Oregon Collyridians

an Episcopate of the Collyridian Britannic Episcopal Church in Oregon City, Portland, the Pacific Northwest and beyond.

Cargo cult and the problem of founder-prophets January 8, 2009

In the island nation of Vanuatu, there is a community of people who worships an American soldier as the incarnation of God. In another village nearby, there are people who believe that Prince Philip, the Duke of Edinburgh, is his brother, and worships him alongside the American G.I. allegedly named John Frum. On another island, apparently President Lyndon B. Johnson is God.

Because John Frum was said to be a U.S. soldier, the worshipers sing the Star-Spangled Banner and march in mock Army combat uniforms embrazoned with “Tanna Army U.S.A.”

Anthropologists call this phenomenon a “cargo cult.” It was a more common sight in isolated Southern Pacific, which had seen sudden encounters with Americans, Japanese and Europeans during World War II and thereafter.

The more sophisticated people in a more “civilized” part of the world, like we, tend to laugh this off as an infantile imagination of a “primitive” people.

But the phenomenon of cargo cults gives us a moment to pause and think.

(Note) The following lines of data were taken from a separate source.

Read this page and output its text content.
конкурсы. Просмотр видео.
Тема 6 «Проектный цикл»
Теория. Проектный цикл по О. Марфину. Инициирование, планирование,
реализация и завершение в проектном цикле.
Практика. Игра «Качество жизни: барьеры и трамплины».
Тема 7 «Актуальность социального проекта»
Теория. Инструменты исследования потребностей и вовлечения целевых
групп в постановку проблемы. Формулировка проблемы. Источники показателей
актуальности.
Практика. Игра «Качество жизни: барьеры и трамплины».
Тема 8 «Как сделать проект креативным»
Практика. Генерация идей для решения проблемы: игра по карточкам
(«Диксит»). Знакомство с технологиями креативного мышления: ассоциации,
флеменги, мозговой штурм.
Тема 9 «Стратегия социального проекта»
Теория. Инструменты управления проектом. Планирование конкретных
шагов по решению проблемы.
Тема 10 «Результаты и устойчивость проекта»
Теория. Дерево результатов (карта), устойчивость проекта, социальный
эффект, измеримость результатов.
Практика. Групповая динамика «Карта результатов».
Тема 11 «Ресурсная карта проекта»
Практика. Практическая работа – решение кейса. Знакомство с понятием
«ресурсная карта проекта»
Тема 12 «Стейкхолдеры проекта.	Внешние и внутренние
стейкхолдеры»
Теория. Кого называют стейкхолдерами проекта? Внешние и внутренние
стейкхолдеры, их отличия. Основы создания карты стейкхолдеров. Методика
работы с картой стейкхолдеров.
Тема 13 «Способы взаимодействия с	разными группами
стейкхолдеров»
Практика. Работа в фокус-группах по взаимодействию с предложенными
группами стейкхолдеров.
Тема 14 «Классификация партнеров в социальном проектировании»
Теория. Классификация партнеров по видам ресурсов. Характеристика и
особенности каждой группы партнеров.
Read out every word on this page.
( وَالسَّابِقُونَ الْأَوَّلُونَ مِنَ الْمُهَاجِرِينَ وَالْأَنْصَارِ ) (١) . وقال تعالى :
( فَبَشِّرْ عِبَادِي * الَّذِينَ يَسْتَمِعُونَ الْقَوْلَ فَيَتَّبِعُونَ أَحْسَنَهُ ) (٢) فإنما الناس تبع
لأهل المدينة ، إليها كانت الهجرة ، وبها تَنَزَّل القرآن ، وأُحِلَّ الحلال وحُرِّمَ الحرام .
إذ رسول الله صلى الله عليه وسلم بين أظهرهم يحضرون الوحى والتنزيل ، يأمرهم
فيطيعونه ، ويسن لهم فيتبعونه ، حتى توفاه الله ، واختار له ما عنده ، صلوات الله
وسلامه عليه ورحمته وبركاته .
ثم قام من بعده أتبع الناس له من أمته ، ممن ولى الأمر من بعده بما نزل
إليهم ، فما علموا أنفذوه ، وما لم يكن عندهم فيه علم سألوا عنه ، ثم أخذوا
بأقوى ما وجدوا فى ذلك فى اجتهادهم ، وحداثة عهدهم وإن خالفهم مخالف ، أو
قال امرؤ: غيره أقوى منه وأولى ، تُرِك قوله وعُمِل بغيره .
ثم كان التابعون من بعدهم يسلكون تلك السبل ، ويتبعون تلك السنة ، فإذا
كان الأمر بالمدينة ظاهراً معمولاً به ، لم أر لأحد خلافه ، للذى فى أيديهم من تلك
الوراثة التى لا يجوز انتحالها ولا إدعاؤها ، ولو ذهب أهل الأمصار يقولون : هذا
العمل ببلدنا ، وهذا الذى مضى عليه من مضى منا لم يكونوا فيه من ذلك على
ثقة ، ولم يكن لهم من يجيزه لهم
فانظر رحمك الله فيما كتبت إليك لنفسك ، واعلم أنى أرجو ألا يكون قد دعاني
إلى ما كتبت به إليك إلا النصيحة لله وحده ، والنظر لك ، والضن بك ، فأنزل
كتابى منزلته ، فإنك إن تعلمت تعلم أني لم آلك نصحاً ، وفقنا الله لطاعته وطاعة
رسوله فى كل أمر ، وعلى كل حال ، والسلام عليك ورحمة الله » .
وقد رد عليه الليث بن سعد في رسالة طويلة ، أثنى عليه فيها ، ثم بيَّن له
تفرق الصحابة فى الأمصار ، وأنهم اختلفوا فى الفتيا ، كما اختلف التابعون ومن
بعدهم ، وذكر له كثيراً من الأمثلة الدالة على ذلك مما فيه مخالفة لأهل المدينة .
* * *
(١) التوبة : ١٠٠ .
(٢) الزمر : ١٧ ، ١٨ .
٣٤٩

From time to time, many prophets were raised and perhaps not as many, but several, incarnations of God appeared in different places. If a follower of one incarnation begins to think his or hers is the only, first and one incarnation of the true God, a somewhat more sophisticated, but nonetheless similar, cult would develop into a full-fledged religion.

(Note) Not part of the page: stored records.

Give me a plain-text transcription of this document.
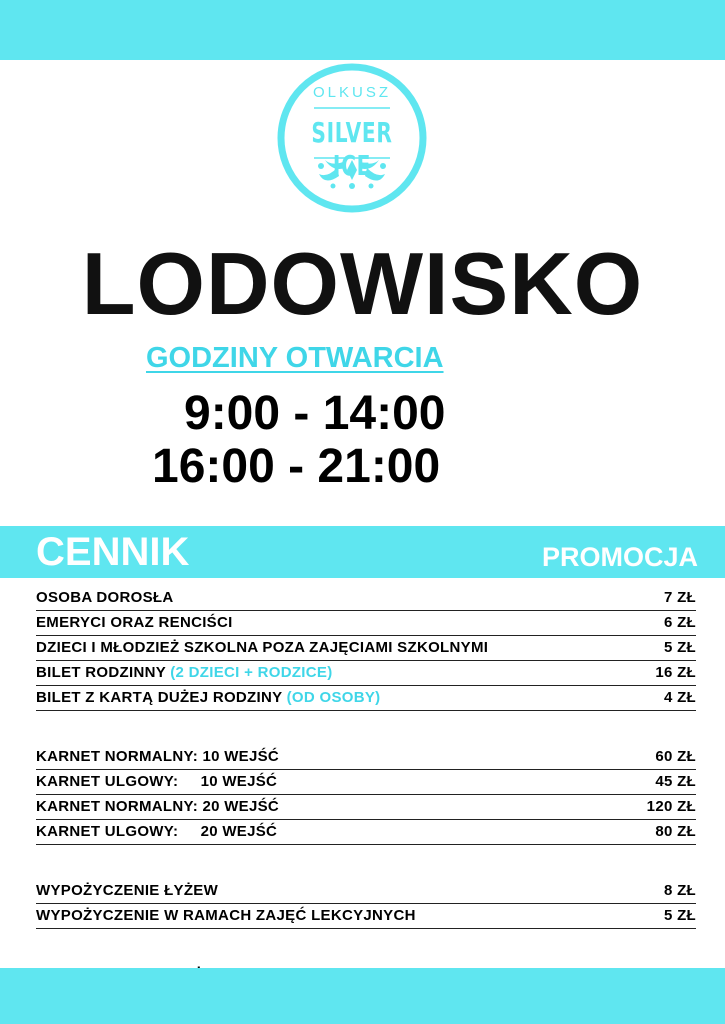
OLKUSZ
SILVER ICE
LODOWISKO
GODZINY OTWARCIA
9:00 - 14:00
16:00 - 21:00
CENNIK	PROMOCJA
OSOBA DOROSŁA	7 ZŁ
EMERYCI ORAZ RENCIŚCI	6 ZŁ
DZIECI I MŁODZIEŻ SZKOLNA POZA ZAJĘCIAMI SZKOLNYMI	5 ZŁ
BILET RODZINNY (2 DZIECI + RODZICE)	16 ZŁ
BILET Z KARTĄ DUŻEJ RODZINY (OD OSOBY)	4 ZŁ
KARNET NORMALNY: 10 WEJŚĆ	60 ZŁ
KARNET ULGOWY:     10 WEJŚĆ	45 ZŁ
KARNET NORMALNY: 20 WEJŚĆ	120 ZŁ
KARNET ULGOWY:     20 WEJŚĆ	80 ZŁ
WYPOŻYCZENIE ŁYŻEW	8 ZŁ
WYPOŻYCZENIE W RAMACH ZAJĘĆ LEKCYJNYCH	5 ZŁ
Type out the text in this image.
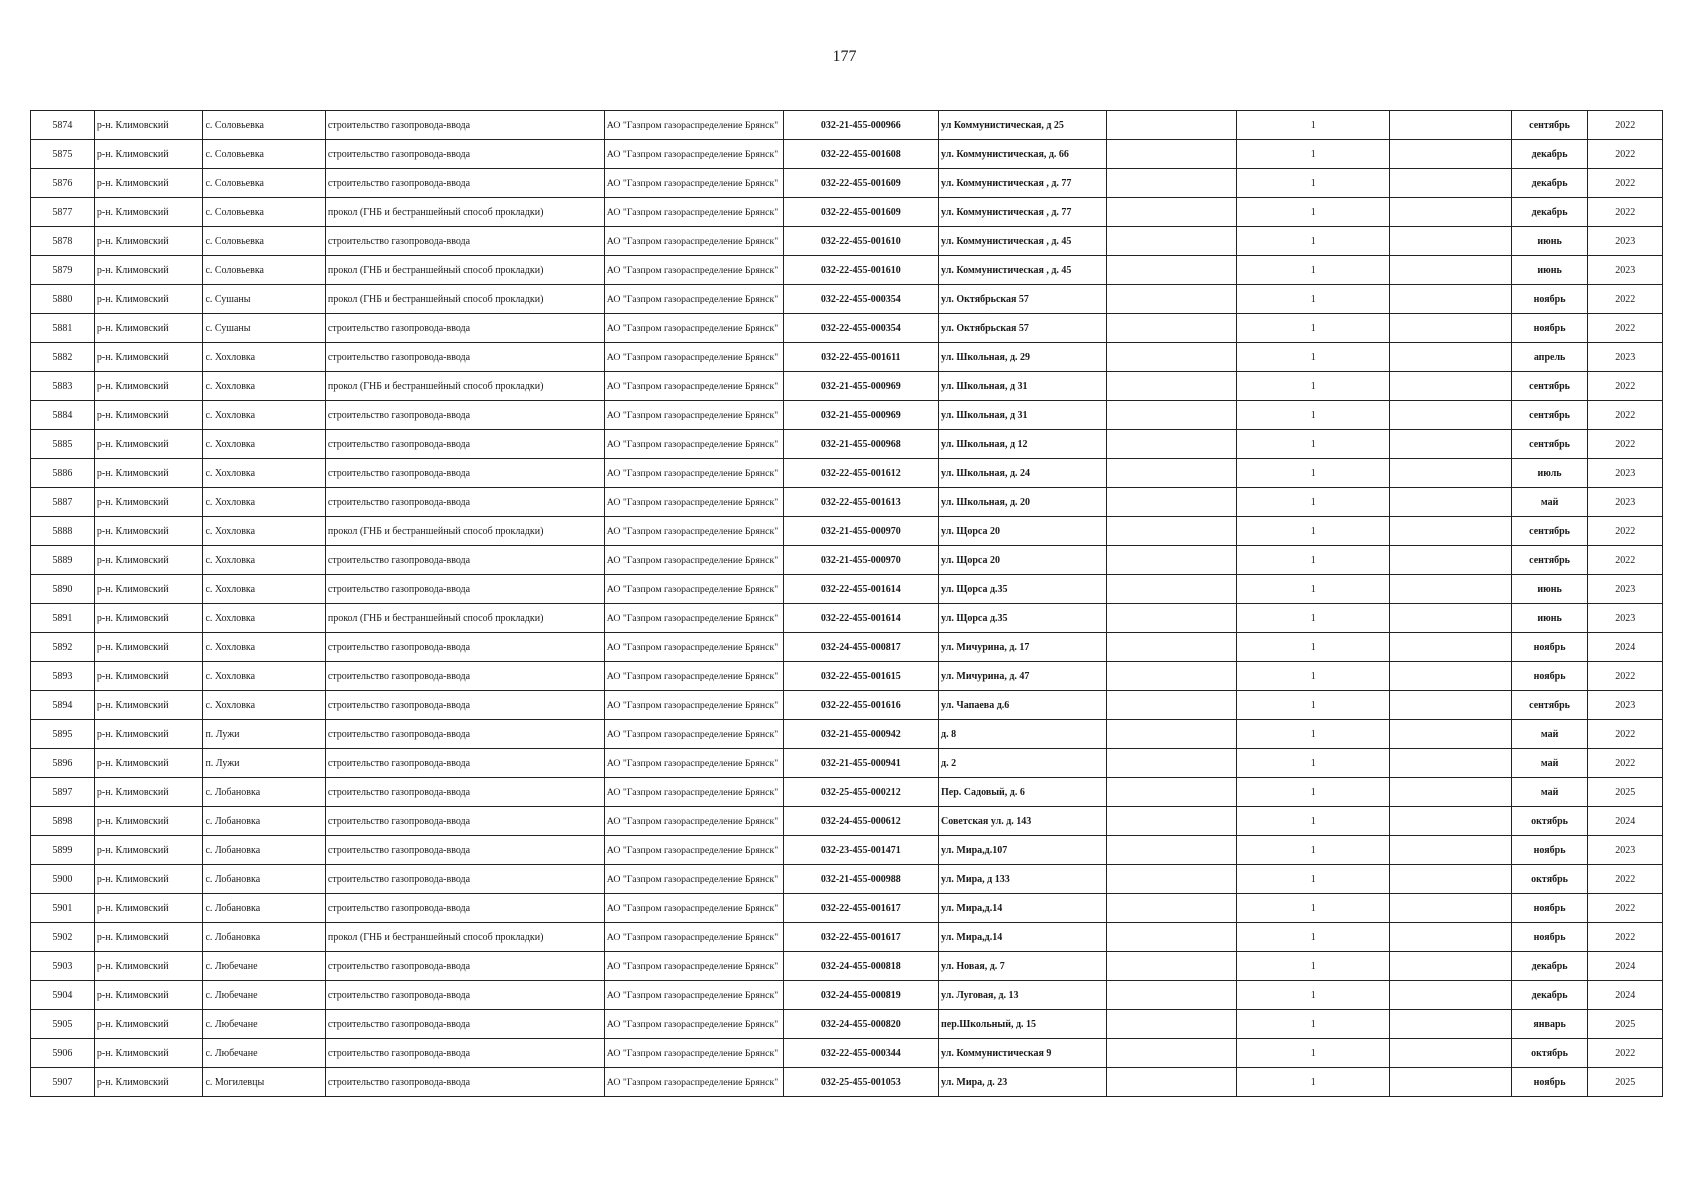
177
5874	р-н. Климовский	с. Соловьевка	строительство газопровода-ввода	АО "Газпром газораспределение Брянск"	032-21-455-000966	ул Коммунистическая, д 25		1		сентябрь	2022
5875	р-н. Климовский	с. Соловьевка	строительство газопровода-ввода	АО "Газпром газораспределение Брянск"	032-22-455-001608	ул. Коммунистическая, д. 66		1		декабрь	2022
5876	р-н. Климовский	с. Соловьевка	строительство газопровода-ввода	АО "Газпром газораспределение Брянск"	032-22-455-001609	ул. Коммунистическая , д. 77		1		декабрь	2022
5877	р-н. Климовский	с. Соловьевка	прокол (ГНБ и бестраншейный способ прокладки)	АО "Газпром газораспределение Брянск"	032-22-455-001609	ул. Коммунистическая , д. 77		1		декабрь	2022
5878	р-н. Климовский	с. Соловьевка	строительство газопровода-ввода	АО "Газпром газораспределение Брянск"	032-22-455-001610	ул. Коммунистическая , д. 45		1		июнь	2023
5879	р-н. Климовский	с. Соловьевка	прокол (ГНБ и бестраншейный способ прокладки)	АО "Газпром газораспределение Брянск"	032-22-455-001610	ул. Коммунистическая , д. 45		1		июнь	2023
5880	р-н. Климовский	с. Сушаны	прокол (ГНБ и бестраншейный способ прокладки)	АО "Газпром газораспределение Брянск"	032-22-455-000354	ул. Октябрьская 57		1		ноябрь	2022
5881	р-н. Климовский	с. Сушаны	строительство газопровода-ввода	АО "Газпром газораспределение Брянск"	032-22-455-000354	ул. Октябрьская 57		1		ноябрь	2022
5882	р-н. Климовский	с. Хохловка	строительство газопровода-ввода	АО "Газпром газораспределение Брянск"	032-22-455-001611	ул. Школьная, д. 29		1		апрель	2023
5883	р-н. Климовский	с. Хохловка	прокол (ГНБ и бестраншейный способ прокладки)	АО "Газпром газораспределение Брянск"	032-21-455-000969	ул. Школьная, д 31		1		сентябрь	2022
5884	р-н. Климовский	с. Хохловка	строительство газопровода-ввода	АО "Газпром газораспределение Брянск"	032-21-455-000969	ул. Школьная, д 31		1		сентябрь	2022
5885	р-н. Климовский	с. Хохловка	строительство газопровода-ввода	АО "Газпром газораспределение Брянск"	032-21-455-000968	ул. Школьная, д 12		1		сентябрь	2022
5886	р-н. Климовский	с. Хохловка	строительство газопровода-ввода	АО "Газпром газораспределение Брянск"	032-22-455-001612	ул. Школьная, д. 24		1		июль	2023
5887	р-н. Климовский	с. Хохловка	строительство газопровода-ввода	АО "Газпром газораспределение Брянск"	032-22-455-001613	ул. Школьная, д. 20		1		май	2023
5888	р-н. Климовский	с. Хохловка	прокол (ГНБ и бестраншейный способ прокладки)	АО "Газпром газораспределение Брянск"	032-21-455-000970	ул. Щорса 20		1		сентябрь	2022
5889	р-н. Климовский	с. Хохловка	строительство газопровода-ввода	АО "Газпром газораспределение Брянск"	032-21-455-000970	ул. Щорса 20		1		сентябрь	2022
5890	р-н. Климовский	с. Хохловка	строительство газопровода-ввода	АО "Газпром газораспределение Брянск"	032-22-455-001614	ул. Щорса д.35		1		июнь	2023
5891	р-н. Климовский	с. Хохловка	прокол (ГНБ и бестраншейный способ прокладки)	АО "Газпром газораспределение Брянск"	032-22-455-001614	ул. Щорса д.35		1		июнь	2023
5892	р-н. Климовский	с. Хохловка	строительство газопровода-ввода	АО "Газпром газораспределение Брянск"	032-24-455-000817	ул. Мичурина, д. 17		1		ноябрь	2024
5893	р-н. Климовский	с. Хохловка	строительство газопровода-ввода	АО "Газпром газораспределение Брянск"	032-22-455-001615	ул. Мичурина, д. 47		1		ноябрь	2022
5894	р-н. Климовский	с. Хохловка	строительство газопровода-ввода	АО "Газпром газораспределение Брянск"	032-22-455-001616	ул. Чапаева д.6		1		сентябрь	2023
5895	р-н. Климовский	п. Лужи	строительство газопровода-ввода	АО "Газпром газораспределение Брянск"	032-21-455-000942	д. 8		1		май	2022
5896	р-н. Климовский	п. Лужи	строительство газопровода-ввода	АО "Газпром газораспределение Брянск"	032-21-455-000941	д. 2		1		май	2022
5897	р-н. Климовский	с. Лобановка	строительство газопровода-ввода	АО "Газпром газораспределение Брянск"	032-25-455-000212	Пер. Садовый, д. 6		1		май	2025
5898	р-н. Климовский	с. Лобановка	строительство газопровода-ввода	АО "Газпром газораспределение Брянск"	032-24-455-000612	Советская ул. д. 143		1		октябрь	2024
5899	р-н. Климовский	с. Лобановка	строительство газопровода-ввода	АО "Газпром газораспределение Брянск"	032-23-455-001471	ул. Мира,д.107		1		ноябрь	2023
5900	р-н. Климовский	с. Лобановка	строительство газопровода-ввода	АО "Газпром газораспределение Брянск"	032-21-455-000988	ул. Мира, д 133		1		октябрь	2022
5901	р-н. Климовский	с. Лобановка	строительство газопровода-ввода	АО "Газпром газораспределение Брянск"	032-22-455-001617	ул. Мира,д.14		1		ноябрь	2022
5902	р-н. Климовский	с. Лобановка	прокол (ГНБ и бестраншейный способ прокладки)	АО "Газпром газораспределение Брянск"	032-22-455-001617	ул. Мира,д.14		1		ноябрь	2022
5903	р-н. Климовский	с. Любечане	строительство газопровода-ввода	АО "Газпром газораспределение Брянск"	032-24-455-000818	ул. Новая, д. 7		1		декабрь	2024
5904	р-н. Климовский	с. Любечане	строительство газопровода-ввода	АО "Газпром газораспределение Брянск"	032-24-455-000819	ул. Луговая, д. 13		1		декабрь	2024
5905	р-н. Климовский	с. Любечане	строительство газопровода-ввода	АО "Газпром газораспределение Брянск"	032-24-455-000820	пер.Школьный, д. 15		1		январь	2025
5906	р-н. Климовский	с. Любечане	строительство газопровода-ввода	АО "Газпром газораспределение Брянск"	032-22-455-000344	ул. Коммунистическая 9		1		октябрь	2022
5907	р-н. Климовский	с. Могилевцы	строительство газопровода-ввода	АО "Газпром газораспределение Брянск"	032-25-455-001053	ул. Мира, д. 23		1		ноябрь	2025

While it is not my intent to call some of the world’s major religions, including Christianity, “cargo cults,” I feel that sometimes the Church places too much focus on the “historic Jesus” bound in the first century Jewish and Greco-Roman contexts, at the expense of the spirit of the Gospel teachings and the eternal truth behind the Gospel and the one who is the main subject of the Gospel.

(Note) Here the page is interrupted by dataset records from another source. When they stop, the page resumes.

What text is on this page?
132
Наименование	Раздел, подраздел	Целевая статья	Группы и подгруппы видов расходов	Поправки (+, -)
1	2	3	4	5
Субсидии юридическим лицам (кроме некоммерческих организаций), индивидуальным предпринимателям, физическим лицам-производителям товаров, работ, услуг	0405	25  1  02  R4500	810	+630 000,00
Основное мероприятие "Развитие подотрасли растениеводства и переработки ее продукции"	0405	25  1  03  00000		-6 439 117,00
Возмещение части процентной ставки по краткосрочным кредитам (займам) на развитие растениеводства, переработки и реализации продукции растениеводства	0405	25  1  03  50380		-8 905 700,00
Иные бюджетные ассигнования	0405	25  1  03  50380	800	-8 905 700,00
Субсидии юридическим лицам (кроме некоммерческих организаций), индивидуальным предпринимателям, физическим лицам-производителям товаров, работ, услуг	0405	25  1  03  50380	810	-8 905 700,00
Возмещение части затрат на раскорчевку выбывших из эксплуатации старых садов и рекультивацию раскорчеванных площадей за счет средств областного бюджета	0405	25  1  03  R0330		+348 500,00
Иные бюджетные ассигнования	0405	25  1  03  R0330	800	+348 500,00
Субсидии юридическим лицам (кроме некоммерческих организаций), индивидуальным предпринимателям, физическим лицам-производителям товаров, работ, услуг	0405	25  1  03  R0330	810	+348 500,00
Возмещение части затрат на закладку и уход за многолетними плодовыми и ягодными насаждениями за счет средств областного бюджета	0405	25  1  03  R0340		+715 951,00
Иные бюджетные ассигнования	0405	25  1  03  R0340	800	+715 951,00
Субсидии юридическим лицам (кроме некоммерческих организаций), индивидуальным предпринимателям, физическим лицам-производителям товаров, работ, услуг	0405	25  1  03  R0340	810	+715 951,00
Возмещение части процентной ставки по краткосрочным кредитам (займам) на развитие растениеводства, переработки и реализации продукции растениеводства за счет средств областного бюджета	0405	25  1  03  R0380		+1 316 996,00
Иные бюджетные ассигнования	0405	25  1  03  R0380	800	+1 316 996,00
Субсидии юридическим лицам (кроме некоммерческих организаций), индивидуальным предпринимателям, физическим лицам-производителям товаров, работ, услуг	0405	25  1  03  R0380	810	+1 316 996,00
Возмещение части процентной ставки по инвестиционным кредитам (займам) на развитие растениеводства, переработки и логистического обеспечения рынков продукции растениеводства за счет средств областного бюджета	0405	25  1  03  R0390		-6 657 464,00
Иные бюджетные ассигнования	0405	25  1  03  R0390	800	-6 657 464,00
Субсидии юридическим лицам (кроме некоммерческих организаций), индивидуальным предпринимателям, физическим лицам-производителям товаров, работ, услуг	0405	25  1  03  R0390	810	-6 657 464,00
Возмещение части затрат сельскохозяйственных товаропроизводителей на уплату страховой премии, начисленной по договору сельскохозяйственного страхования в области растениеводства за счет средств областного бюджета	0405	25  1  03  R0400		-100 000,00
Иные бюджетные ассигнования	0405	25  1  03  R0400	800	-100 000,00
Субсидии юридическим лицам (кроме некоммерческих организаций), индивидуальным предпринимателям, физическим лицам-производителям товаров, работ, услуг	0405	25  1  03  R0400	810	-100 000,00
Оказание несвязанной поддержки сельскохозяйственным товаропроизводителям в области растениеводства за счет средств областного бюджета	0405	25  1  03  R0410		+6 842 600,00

Even in the first century, a careful reading of the four Gospels and the book of Acts reveals two distinct Christs, one Jewish and other Greco-Roman. The former is presented as the Jewish messiah sent by the God of Israel, of Abraham, Isaac and Jacob, while the latter presented as the son of the Unknown God of the universe.

So this brings us to a question: what is essential, and what is the “cargo”? Is it the Messenger? Or the Message?